Pembagian ruang museum dan koleksi

Obyek wisata sejarah Museum Kesehatan Surabaya terbagi menjadi tiga ruangan dan masing-masing masing dibagi lagi jadi beberapa sub bagian. Ruang pertama adalah Ruang Kesehatan Sejarah dan yang kedua dinamakan Ruangan Kesehatan Iptek. Kemudian yang terakhir yaitu ruang ketiga, disebut ruang Kesehatan Budaya.

Ketika masuk pertama kali, wisatawan akan menjumpai patung Dewa Airlanggga dan aneka peralatan kesehatan lama. Selain itu juga bisa ditemui sex toys kuno, mikroskop, kursi khusus untuk menjalani proses persailnan, kursi pemeriksaan gigi dan sebagainya.

Uniknya, museum ini juga menyimpan koleksi boneka Nini Thowok dan Jaelangkung. Pada masa lalu, kedua boneka ini memang sering dipakai sebagai alat mistis untuk menyembuhkan penyakit.

Selanjutnya ada puluhan foto yang memperlihatkan kehidupan atau budaya masyakarat dari masa lalu yang sering memberlakukan penderita penyakit mental dengan cara dipasung. Lalu ada lagi koleksi lain berupa hewan-hewan yang sudah diawetkan. Hewan-hewan ini tidak lain adalah binatang yang dianggap dapat menyebarkan serangan penyakit di masyarakat.

Selain jaelangkung dan nini thowok, Museum Kesehatan Surabaya juga menyimpan berbagai benda koleksi lain yang juga mengandung aroma ghaib atau mistis. Misalnya peralatan yang diyakini bisa dijadikan sarana untuk menyantet atau mencelakakan orang lain.

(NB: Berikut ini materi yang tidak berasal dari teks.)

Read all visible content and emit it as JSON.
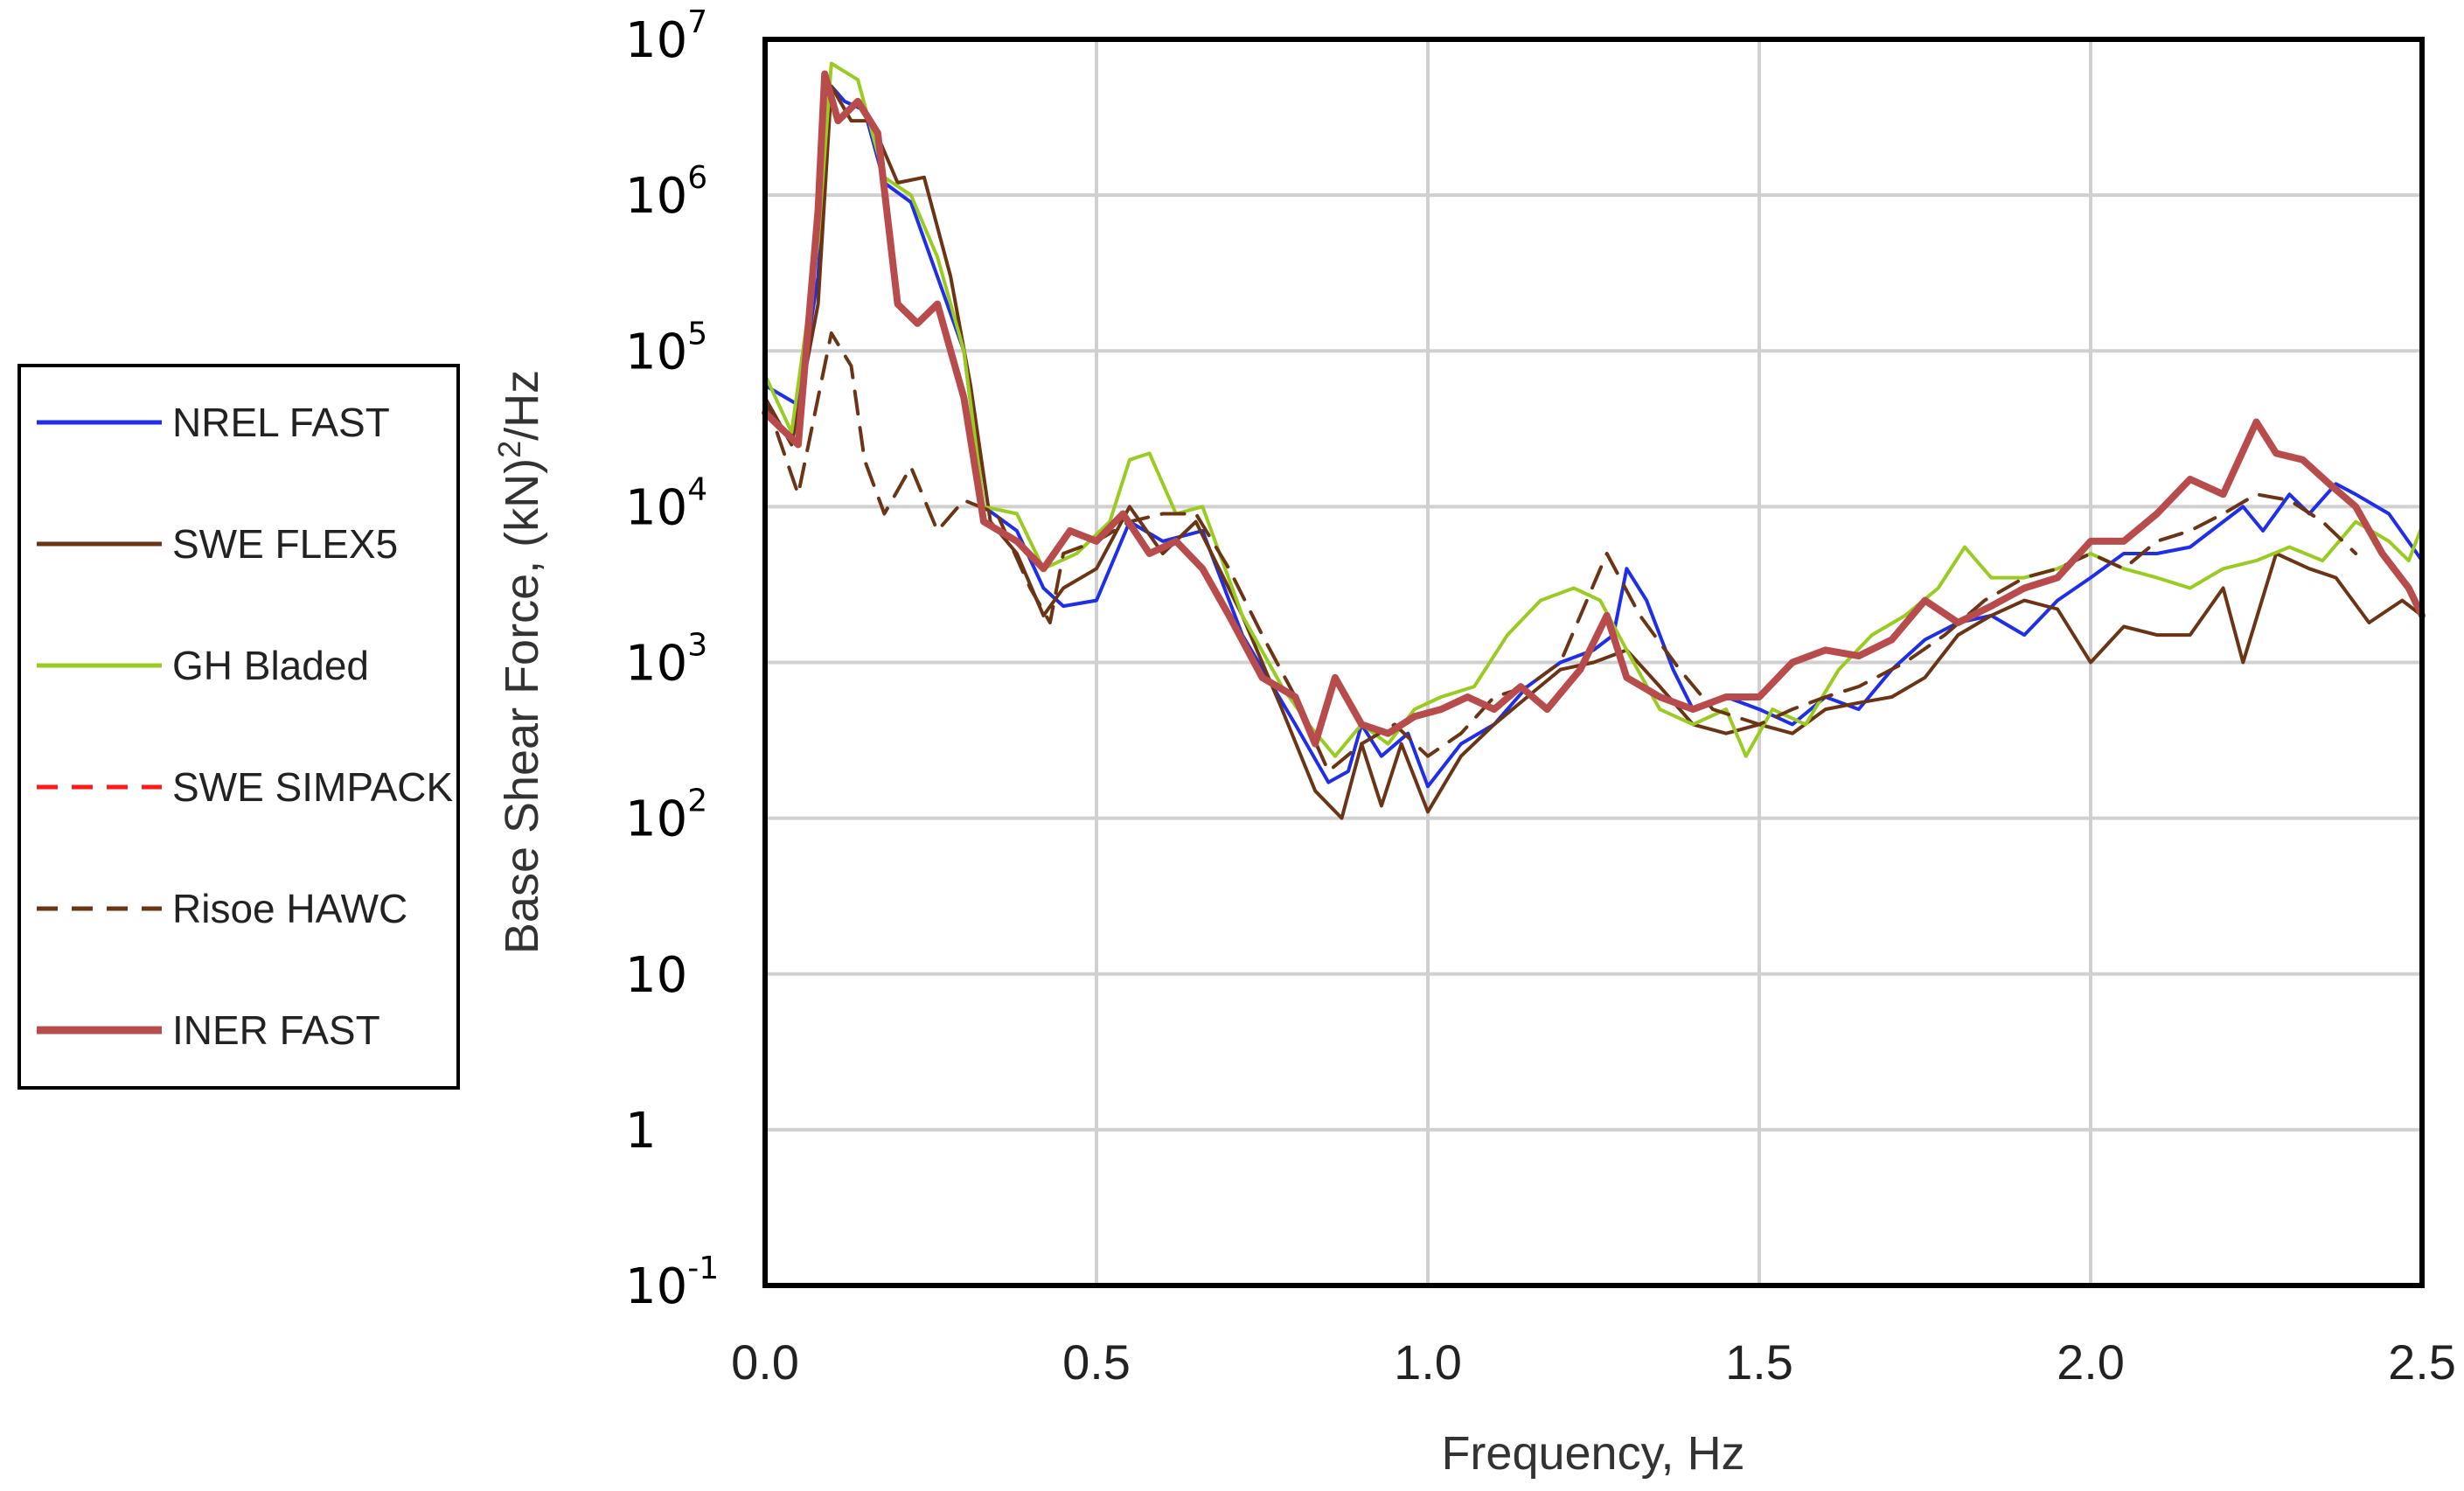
{
  "chart_data": {
    "type": "line",
    "title": "",
    "xlabel": "Frequency, Hz",
    "ylabel": "Base Shear Force, (kN)²/Hz",
    "ylabel_parts": {
      "pre": "Base Shear Force, (kN)",
      "sup": "2",
      "post": "/Hz"
    },
    "xlim": [
      0,
      2.5
    ],
    "ylim": [
      0.1,
      10000000
    ],
    "yscale": "log",
    "grid": true,
    "legend_position": "left",
    "x_ticks": [
      "0.0",
      "0.5",
      "1.0",
      "1.5",
      "2.0",
      "2.5"
    ],
    "y_ticks": [
      {
        "base": "10",
        "exp": "-1"
      },
      {
        "base": "1",
        "exp": ""
      },
      {
        "base": "10",
        "exp": ""
      },
      {
        "base": "10",
        "exp": "2"
      },
      {
        "base": "10",
        "exp": "3"
      },
      {
        "base": "10",
        "exp": "4"
      },
      {
        "base": "10",
        "exp": "5"
      },
      {
        "base": "10",
        "exp": "6"
      },
      {
        "base": "10",
        "exp": "7"
      }
    ],
    "series": [
      {
        "name": "NREL FAST",
        "color": "#1f2ee8",
        "dash": "solid",
        "width": 4,
        "points": [
          [
            0,
            60000
          ],
          [
            0.05,
            45000
          ],
          [
            0.08,
            300000
          ],
          [
            0.1,
            5000000
          ],
          [
            0.12,
            4000000
          ],
          [
            0.15,
            3500000
          ],
          [
            0.18,
            1200000
          ],
          [
            0.22,
            900000
          ],
          [
            0.26,
            300000
          ],
          [
            0.3,
            100000
          ],
          [
            0.33,
            10000
          ],
          [
            0.38,
            7000
          ],
          [
            0.42,
            3000
          ],
          [
            0.45,
            2300
          ],
          [
            0.5,
            2500
          ],
          [
            0.55,
            8000
          ],
          [
            0.6,
            6000
          ],
          [
            0.66,
            7000
          ],
          [
            0.72,
            1500
          ],
          [
            0.8,
            400
          ],
          [
            0.85,
            170
          ],
          [
            0.88,
            200
          ],
          [
            0.9,
            400
          ],
          [
            0.93,
            250
          ],
          [
            0.97,
            350
          ],
          [
            1.0,
            160
          ],
          [
            1.05,
            300
          ],
          [
            1.1,
            400
          ],
          [
            1.15,
            700
          ],
          [
            1.2,
            1000
          ],
          [
            1.25,
            1200
          ],
          [
            1.28,
            1500
          ],
          [
            1.3,
            4000
          ],
          [
            1.33,
            2500
          ],
          [
            1.37,
            900
          ],
          [
            1.4,
            500
          ],
          [
            1.45,
            600
          ],
          [
            1.5,
            500
          ],
          [
            1.55,
            400
          ],
          [
            1.6,
            600
          ],
          [
            1.65,
            500
          ],
          [
            1.7,
            900
          ],
          [
            1.75,
            1400
          ],
          [
            1.8,
            1800
          ],
          [
            1.85,
            2000
          ],
          [
            1.9,
            1500
          ],
          [
            1.95,
            2500
          ],
          [
            2.0,
            3500
          ],
          [
            2.05,
            5000
          ],
          [
            2.1,
            5000
          ],
          [
            2.15,
            5500
          ],
          [
            2.2,
            8000
          ],
          [
            2.23,
            10000
          ],
          [
            2.26,
            7000
          ],
          [
            2.3,
            12000
          ],
          [
            2.33,
            9000
          ],
          [
            2.37,
            14000
          ],
          [
            2.4,
            12000
          ],
          [
            2.45,
            9000
          ],
          [
            2.5,
            4500
          ]
        ]
      },
      {
        "name": "SWE FLEX5",
        "color": "#6b3415",
        "dash": "solid",
        "width": 4,
        "points": [
          [
            0,
            50000
          ],
          [
            0.04,
            25000
          ],
          [
            0.08,
            200000
          ],
          [
            0.1,
            5000000
          ],
          [
            0.13,
            3000000
          ],
          [
            0.16,
            3000000
          ],
          [
            0.2,
            1200000
          ],
          [
            0.24,
            1300000
          ],
          [
            0.28,
            300000
          ],
          [
            0.31,
            60000
          ],
          [
            0.34,
            8000
          ],
          [
            0.38,
            5000
          ],
          [
            0.42,
            2000
          ],
          [
            0.45,
            3000
          ],
          [
            0.5,
            4000
          ],
          [
            0.55,
            10000
          ],
          [
            0.6,
            5000
          ],
          [
            0.65,
            8000
          ],
          [
            0.72,
            2000
          ],
          [
            0.78,
            500
          ],
          [
            0.83,
            150
          ],
          [
            0.87,
            100
          ],
          [
            0.9,
            300
          ],
          [
            0.93,
            120
          ],
          [
            0.96,
            300
          ],
          [
            1.0,
            110
          ],
          [
            1.05,
            250
          ],
          [
            1.1,
            400
          ],
          [
            1.15,
            600
          ],
          [
            1.2,
            900
          ],
          [
            1.25,
            1000
          ],
          [
            1.3,
            1200
          ],
          [
            1.35,
            700
          ],
          [
            1.4,
            400
          ],
          [
            1.45,
            350
          ],
          [
            1.5,
            400
          ],
          [
            1.55,
            350
          ],
          [
            1.6,
            500
          ],
          [
            1.65,
            550
          ],
          [
            1.7,
            600
          ],
          [
            1.75,
            800
          ],
          [
            1.8,
            1500
          ],
          [
            1.85,
            2000
          ],
          [
            1.9,
            2500
          ],
          [
            1.95,
            2200
          ],
          [
            2.0,
            1000
          ],
          [
            2.05,
            1700
          ],
          [
            2.1,
            1500
          ],
          [
            2.15,
            1500
          ],
          [
            2.2,
            3000
          ],
          [
            2.23,
            1000
          ],
          [
            2.28,
            5000
          ],
          [
            2.33,
            4000
          ],
          [
            2.37,
            3500
          ],
          [
            2.42,
            1800
          ],
          [
            2.47,
            2500
          ],
          [
            2.5,
            2000
          ]
        ]
      },
      {
        "name": "GH Bladed",
        "color": "#9acb22",
        "dash": "solid",
        "width": 4,
        "points": [
          [
            0,
            70000
          ],
          [
            0.04,
            30000
          ],
          [
            0.08,
            500000
          ],
          [
            0.1,
            7000000
          ],
          [
            0.14,
            5500000
          ],
          [
            0.18,
            1300000
          ],
          [
            0.22,
            1000000
          ],
          [
            0.26,
            400000
          ],
          [
            0.3,
            100000
          ],
          [
            0.33,
            10000
          ],
          [
            0.38,
            9000
          ],
          [
            0.42,
            4000
          ],
          [
            0.47,
            5000
          ],
          [
            0.52,
            8000
          ],
          [
            0.55,
            20000
          ],
          [
            0.58,
            22000
          ],
          [
            0.62,
            9000
          ],
          [
            0.66,
            10000
          ],
          [
            0.72,
            2000
          ],
          [
            0.78,
            700
          ],
          [
            0.82,
            400
          ],
          [
            0.86,
            250
          ],
          [
            0.9,
            400
          ],
          [
            0.94,
            300
          ],
          [
            0.98,
            500
          ],
          [
            1.02,
            600
          ],
          [
            1.07,
            700
          ],
          [
            1.12,
            1500
          ],
          [
            1.17,
            2500
          ],
          [
            1.22,
            3000
          ],
          [
            1.26,
            2500
          ],
          [
            1.3,
            1200
          ],
          [
            1.35,
            500
          ],
          [
            1.4,
            400
          ],
          [
            1.45,
            500
          ],
          [
            1.48,
            250
          ],
          [
            1.52,
            500
          ],
          [
            1.57,
            400
          ],
          [
            1.62,
            900
          ],
          [
            1.67,
            1500
          ],
          [
            1.72,
            2000
          ],
          [
            1.77,
            3000
          ],
          [
            1.81,
            5500
          ],
          [
            1.85,
            3500
          ],
          [
            1.9,
            3500
          ],
          [
            1.95,
            4000
          ],
          [
            2.0,
            5000
          ],
          [
            2.05,
            4000
          ],
          [
            2.1,
            3500
          ],
          [
            2.15,
            3000
          ],
          [
            2.2,
            4000
          ],
          [
            2.25,
            4500
          ],
          [
            2.3,
            5500
          ],
          [
            2.35,
            4500
          ],
          [
            2.4,
            8000
          ],
          [
            2.45,
            6000
          ],
          [
            2.48,
            4500
          ],
          [
            2.5,
            7500
          ]
        ]
      },
      {
        "name": "SWE SIMPACK",
        "color": "#ff1a1a",
        "dash": "dashed",
        "width": 4,
        "points": []
      },
      {
        "name": "Risoe HAWC",
        "color": "#6b3415",
        "dash": "dashed",
        "width": 4,
        "points": [
          [
            0,
            50000
          ],
          [
            0.05,
            12000
          ],
          [
            0.1,
            130000
          ],
          [
            0.13,
            80000
          ],
          [
            0.15,
            20000
          ],
          [
            0.18,
            9000
          ],
          [
            0.22,
            18000
          ],
          [
            0.26,
            7000
          ],
          [
            0.3,
            11000
          ],
          [
            0.35,
            9000
          ],
          [
            0.4,
            3000
          ],
          [
            0.43,
            1800
          ],
          [
            0.45,
            5000
          ],
          [
            0.5,
            6000
          ],
          [
            0.55,
            8000
          ],
          [
            0.6,
            9000
          ],
          [
            0.65,
            9000
          ],
          [
            0.7,
            4000
          ],
          [
            0.75,
            1500
          ],
          [
            0.8,
            600
          ],
          [
            0.85,
            200
          ],
          [
            0.9,
            300
          ],
          [
            0.95,
            400
          ],
          [
            1.0,
            250
          ],
          [
            1.05,
            350
          ],
          [
            1.1,
            600
          ],
          [
            1.15,
            700
          ],
          [
            1.2,
            1000
          ],
          [
            1.27,
            5000
          ],
          [
            1.32,
            2000
          ],
          [
            1.38,
            900
          ],
          [
            1.43,
            500
          ],
          [
            1.5,
            400
          ],
          [
            1.55,
            500
          ],
          [
            1.6,
            600
          ],
          [
            1.65,
            700
          ],
          [
            1.72,
            1000
          ],
          [
            1.78,
            1500
          ],
          [
            1.84,
            2500
          ],
          [
            1.9,
            3500
          ],
          [
            1.95,
            4000
          ],
          [
            2.0,
            5000
          ],
          [
            2.05,
            4000
          ],
          [
            2.1,
            6000
          ],
          [
            2.15,
            7000
          ],
          [
            2.2,
            9000
          ],
          [
            2.25,
            12000
          ],
          [
            2.3,
            11000
          ],
          [
            2.35,
            8000
          ],
          [
            2.4,
            5000
          ]
        ]
      },
      {
        "name": "INER FAST",
        "color": "#b84c4c",
        "dash": "solid",
        "width": 8,
        "points": [
          [
            0,
            40000
          ],
          [
            0.05,
            25000
          ],
          [
            0.08,
            800000
          ],
          [
            0.09,
            6000000
          ],
          [
            0.11,
            3000000
          ],
          [
            0.14,
            4000000
          ],
          [
            0.17,
            2500000
          ],
          [
            0.2,
            200000
          ],
          [
            0.23,
            150000
          ],
          [
            0.26,
            200000
          ],
          [
            0.3,
            50000
          ],
          [
            0.33,
            8000
          ],
          [
            0.38,
            6000
          ],
          [
            0.42,
            4000
          ],
          [
            0.46,
            7000
          ],
          [
            0.5,
            6000
          ],
          [
            0.54,
            9000
          ],
          [
            0.58,
            5000
          ],
          [
            0.62,
            6000
          ],
          [
            0.66,
            4000
          ],
          [
            0.7,
            2000
          ],
          [
            0.75,
            800
          ],
          [
            0.8,
            600
          ],
          [
            0.83,
            300
          ],
          [
            0.86,
            800
          ],
          [
            0.9,
            400
          ],
          [
            0.94,
            350
          ],
          [
            0.98,
            450
          ],
          [
            1.02,
            500
          ],
          [
            1.06,
            600
          ],
          [
            1.1,
            500
          ],
          [
            1.14,
            700
          ],
          [
            1.18,
            500
          ],
          [
            1.23,
            900
          ],
          [
            1.27,
            2000
          ],
          [
            1.3,
            800
          ],
          [
            1.35,
            600
          ],
          [
            1.4,
            500
          ],
          [
            1.45,
            600
          ],
          [
            1.5,
            600
          ],
          [
            1.55,
            1000
          ],
          [
            1.6,
            1200
          ],
          [
            1.65,
            1100
          ],
          [
            1.7,
            1400
          ],
          [
            1.75,
            2500
          ],
          [
            1.8,
            1800
          ],
          [
            1.85,
            2300
          ],
          [
            1.9,
            3000
          ],
          [
            1.95,
            3500
          ],
          [
            2.0,
            6000
          ],
          [
            2.05,
            6000
          ],
          [
            2.1,
            9000
          ],
          [
            2.15,
            15000
          ],
          [
            2.2,
            12000
          ],
          [
            2.25,
            35000
          ],
          [
            2.28,
            22000
          ],
          [
            2.32,
            20000
          ],
          [
            2.36,
            14000
          ],
          [
            2.4,
            10000
          ],
          [
            2.44,
            5000
          ],
          [
            2.48,
            3000
          ],
          [
            2.5,
            2000
          ]
        ]
      }
    ]
  }
}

Peratalan kesehatan yang merupakan hasil kemajuan zaman modern tentu tidak lupa ikut juga dipamerkan. Intinya, pengunjung tidak akan kecewa bahkan akan merasa sangat senang usai mendapat aneka pengetahuan baru di obyek wisata pendidikan Museum Kesehatan Surabaya.